Fragrant drawings

10.15.2018
Dessin de Desmond Knox-Leet

Dessin de Desmond Knox-Leet

diptyque’s vocation was to be a perfumer, but a cunning twist of fate made the swirls of perfume pass through the line of drawing. All three founders drew or painted. Even today, diptyque’s fragrances are always reflected in an Indian ink sketch.

Drawing is a subject dear to memento and the founding friends’ penchant for drawing has been covered in detail. Here, it is simply a pleasure to remember the obvious, like reliving a happy memory with your eyes closed. Since this memory draws the desire to continue, highlights the reason for persevering and reveals the outlines of an identity that is constantly redesigning itself and only looks alike when starting a new drawing. Let’s spare ourselves the examination of similarities between drawing and design which are too easy to understand. Rather than similarities, diptyque essentially creates a kinship between scent and vision, between perfume and image, between the nose and the hand.

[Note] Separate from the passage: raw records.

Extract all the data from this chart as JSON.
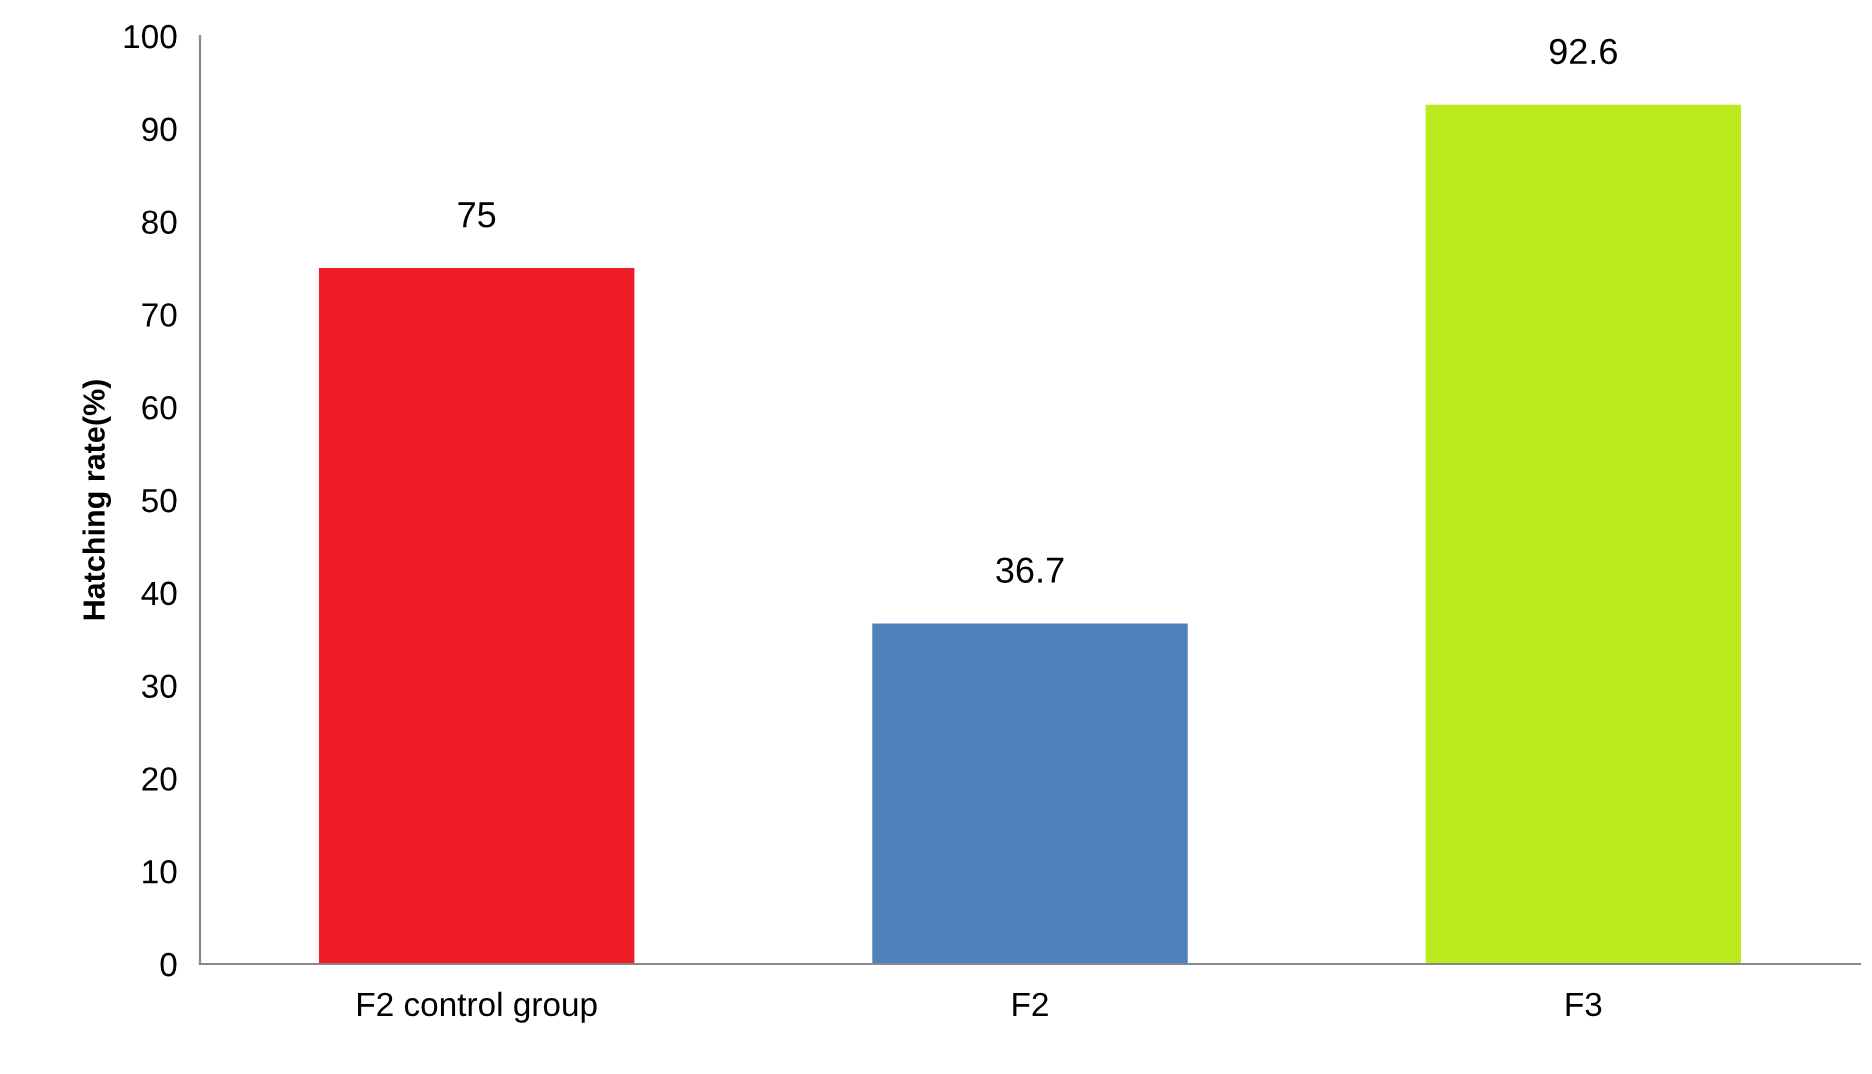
{
  "chart_data": {
    "type": "bar",
    "ylabel": "Hatching rate(%)",
    "categories": [
      "F2 control group",
      "F2",
      "F3"
    ],
    "values": [
      75,
      36.7,
      92.6
    ],
    "colors": [
      "#ee1c24",
      "#4f81bd",
      "#bbeb1f"
    ],
    "data_labels": true,
    "ylim": [
      0,
      100
    ],
    "yticks": [
      0,
      10,
      20,
      30,
      40,
      50,
      60,
      70,
      80,
      90,
      100
    ],
    "grid": false
  }
}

Of course, diptyque began its creations with textile pattern designs by Desmond Knox-Leet and Christiane Montadre, while the third founder, Yves Coueslant handled the management side, but was also a painter!
Passionate about written forms, Desmond designed the diptyque initials in the form of dancing letters for the candles, then the logo, eventually drawing the labels for the perfumes. He never stopped drawing, filling his travel journals with sketches rather than notes. After his death, his great friend Yves took over and drew the perfume labels himself.
Of course, this involved illustrating the perfumes, but these perfumes were born of a landscape, a journey, a vision that the hand could transcribe into an image. They therefore began what diptyque has never stopped doing, associating each perfume with a drawing and graphic artist to present an imaginary substance comprised of a volatile essence and a fleeting vision. Juice and ink draw a silhouette, the substance of which will be the sensation of the individual who breathes in the perfume. This olfactory sensation will have its imagined part, brought about by the drawing, like a window through which the gaze drifts.

This illustration appears on the back of the labels of the eau-de-toilettes and the eau-de-parfums and is only seen through the liquid. This floating drawing is reflective of diptyque itself, a trail of scents that follows the lines of ink.